WiFi May be Dangerous to Plants and Humans Too

Research coming out of Denmark indicates that WiFi might be bad for plants and people too. The question is: are we ready to drop it if it is definitively proven to be hazardous to human health?

Your wireless router could be murdering your houseplants


Are you slowly killing your houseplants? Probably! But there might be a reason (other than neglect) why they’re all yellow and wilty: your Wi-Fi router.

An experiment by a handful of high school students in Denmark has sparked some serious international interest in the scientific community.

Five ninth-grade girls at Hjallerup School in North Jutland, Denmark, noticed they had trouble concentrating after sleeping with their mobile phones at their bedsides. They tried to figure out why. The school obviously doesn’t have the equipment to test human brain waves, so the girls decided to do a more rudimentary experiment.

They placed six trays of garden cress seeds next to Wi-Fi routers that emitted roughly the same microwave radiation as a mobile phone. Then they placed six more trays of seeds in a separate room without routers. The girls controlled both environments for room temperature, sunlight and water.

After 12 days, they found the garden cress seeds in the routerless room had exploded into bushy greenery, while the seeds next to the Wi-Fi routers were brown, shriveled, and even mutated. See for yourself:



Teacher Kim Horsevad told the Daily Dot that her students did the test twice with the same results. She was quick to point out that while the students did the experiment to test only one variable to the best of their ability, it is a high school experiment and this isn’t a professional study.

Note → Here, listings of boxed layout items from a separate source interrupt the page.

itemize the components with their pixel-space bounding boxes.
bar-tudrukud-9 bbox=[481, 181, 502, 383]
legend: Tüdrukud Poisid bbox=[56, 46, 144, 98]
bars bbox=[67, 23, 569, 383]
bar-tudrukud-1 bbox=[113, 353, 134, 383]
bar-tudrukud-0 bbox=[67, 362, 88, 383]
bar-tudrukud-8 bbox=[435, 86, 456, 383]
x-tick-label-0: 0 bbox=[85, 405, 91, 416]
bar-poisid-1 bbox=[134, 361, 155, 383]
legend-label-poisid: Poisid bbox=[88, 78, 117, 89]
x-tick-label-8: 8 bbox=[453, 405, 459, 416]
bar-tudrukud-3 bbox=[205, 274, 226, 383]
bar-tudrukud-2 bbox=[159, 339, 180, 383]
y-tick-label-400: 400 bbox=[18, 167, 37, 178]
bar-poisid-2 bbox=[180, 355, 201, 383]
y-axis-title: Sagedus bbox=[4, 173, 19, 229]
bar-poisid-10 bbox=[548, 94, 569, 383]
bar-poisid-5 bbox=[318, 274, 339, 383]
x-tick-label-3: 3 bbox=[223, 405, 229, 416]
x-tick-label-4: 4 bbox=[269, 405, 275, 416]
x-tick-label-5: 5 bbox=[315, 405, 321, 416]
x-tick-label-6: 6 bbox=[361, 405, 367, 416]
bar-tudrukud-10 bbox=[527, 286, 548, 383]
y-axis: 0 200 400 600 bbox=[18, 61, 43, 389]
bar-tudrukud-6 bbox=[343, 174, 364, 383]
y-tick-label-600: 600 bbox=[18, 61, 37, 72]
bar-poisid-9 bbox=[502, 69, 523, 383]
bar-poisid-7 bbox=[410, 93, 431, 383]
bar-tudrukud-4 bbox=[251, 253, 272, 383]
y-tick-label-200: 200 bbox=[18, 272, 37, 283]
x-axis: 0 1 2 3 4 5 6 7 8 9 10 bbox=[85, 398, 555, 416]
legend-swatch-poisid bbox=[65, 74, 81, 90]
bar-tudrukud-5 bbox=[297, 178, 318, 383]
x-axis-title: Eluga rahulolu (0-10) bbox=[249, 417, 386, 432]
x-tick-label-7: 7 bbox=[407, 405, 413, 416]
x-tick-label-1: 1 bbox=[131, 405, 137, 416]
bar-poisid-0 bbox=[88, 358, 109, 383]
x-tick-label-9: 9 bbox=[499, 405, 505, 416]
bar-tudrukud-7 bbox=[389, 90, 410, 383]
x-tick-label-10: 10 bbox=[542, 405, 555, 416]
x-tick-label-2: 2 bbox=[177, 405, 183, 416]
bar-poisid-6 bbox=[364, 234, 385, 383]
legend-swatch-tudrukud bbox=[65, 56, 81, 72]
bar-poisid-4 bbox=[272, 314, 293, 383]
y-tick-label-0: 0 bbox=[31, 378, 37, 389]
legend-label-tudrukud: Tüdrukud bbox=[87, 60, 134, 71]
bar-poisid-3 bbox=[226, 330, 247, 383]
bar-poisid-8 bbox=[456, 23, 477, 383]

“Some of the local debate has been whether the effects were due the cress seeds drying up because of heat from the computers or Access Points used in the experiment, which is a suggestion I can thoroughly refute,” Horsevad said. “The pupils were painstakingly careful in keeping the conditions for both groups similar. The cress seeds in both groups were kept sufficiently moist during the whole experiment, and the temperature were controlled thermostatically. The computers were placed so that the heat would not affect the seeds, which was verified by temperature measurements. Still, there may be confounders which neither the pupils or I have been aware of, but I cannot imagine what they would be.”

She said the results are clearly dramatic and could trigger additional research. Two scientists, neuroscience professor Olle Johanssen at the Karolinska Institutet in Sweden and Dr. Andrew Goldsworthy at the Imperial College in London, have both expressed an interest in the experiment and may repeat it in a professional lab environment.